Technically, the fix to the first model is simple: Make P[data | aliens] lower. But the reason it’s lower is that I have additional prior information that I forgot to include in my original prior. If I just assert that P[data | aliens] is much lower than P[data | no aliens] then the whole formal Bayesian thing isn’t actually doing very much—I might as well just state that I think P[aliens | data] is low. If I want to formally justify why P[data | aliens] should be lower, that requires a messy recursive procedure where I sort of add that missing prior information and then integrate it out when computing the data likelihood.
(math)
Mathematically,
P[data | aliens]
= ∫ P[wierd aliens | aliens]
× P[data | wierd aliens] d(weird aliens)
+ ∫ P[normal aliens | aliens]
× P[data | normal aliens] d(normal aliens).But now I have to give a detailed prior anyway. So what was the point of starting with a simple one?
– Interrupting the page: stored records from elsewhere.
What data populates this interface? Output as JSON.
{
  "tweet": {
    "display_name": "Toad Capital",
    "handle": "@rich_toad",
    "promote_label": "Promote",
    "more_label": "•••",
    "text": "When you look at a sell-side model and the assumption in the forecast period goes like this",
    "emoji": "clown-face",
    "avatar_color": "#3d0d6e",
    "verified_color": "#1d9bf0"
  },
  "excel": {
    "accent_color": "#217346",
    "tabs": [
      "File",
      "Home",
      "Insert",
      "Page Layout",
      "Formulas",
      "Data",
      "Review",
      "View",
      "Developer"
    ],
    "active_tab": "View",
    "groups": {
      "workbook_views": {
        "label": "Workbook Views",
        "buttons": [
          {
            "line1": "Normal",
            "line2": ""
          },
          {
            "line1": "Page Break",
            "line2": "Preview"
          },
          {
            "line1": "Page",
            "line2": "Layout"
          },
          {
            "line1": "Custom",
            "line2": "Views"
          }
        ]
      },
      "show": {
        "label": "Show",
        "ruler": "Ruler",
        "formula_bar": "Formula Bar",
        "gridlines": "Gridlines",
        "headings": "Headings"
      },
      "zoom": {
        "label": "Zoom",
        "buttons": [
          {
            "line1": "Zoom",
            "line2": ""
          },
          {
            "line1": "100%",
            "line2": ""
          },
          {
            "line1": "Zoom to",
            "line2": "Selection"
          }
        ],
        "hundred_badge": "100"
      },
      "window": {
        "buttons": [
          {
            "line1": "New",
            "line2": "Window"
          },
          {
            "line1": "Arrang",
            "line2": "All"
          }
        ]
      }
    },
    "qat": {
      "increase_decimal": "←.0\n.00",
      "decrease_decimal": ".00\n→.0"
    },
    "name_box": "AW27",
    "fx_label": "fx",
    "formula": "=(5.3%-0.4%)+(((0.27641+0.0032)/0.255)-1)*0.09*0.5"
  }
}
I don’t think that technical fix is very good. While it’s technically correct (har-har) it’s very unintuitive. The better solution is what I did in the second model: To create a finer categorization of the space of things that might be true, such that the probability of the data is constant-ish for each term.
The thing is: Such a categorization depends on the data. Without seeing the actual data in our world, I would never have predicted that we would have so many pilots that report seeing tic-tacs. So I would never have predicted that I should have categories that are based on how much people might hallucinate evidence or how much aliens like to mess with us. So the only practical way to get good results is to first look at the data to figure out what categories are important, and then to ask yourself how likely you would have said those categories were, if you hadn’t yet seen any of the evidence.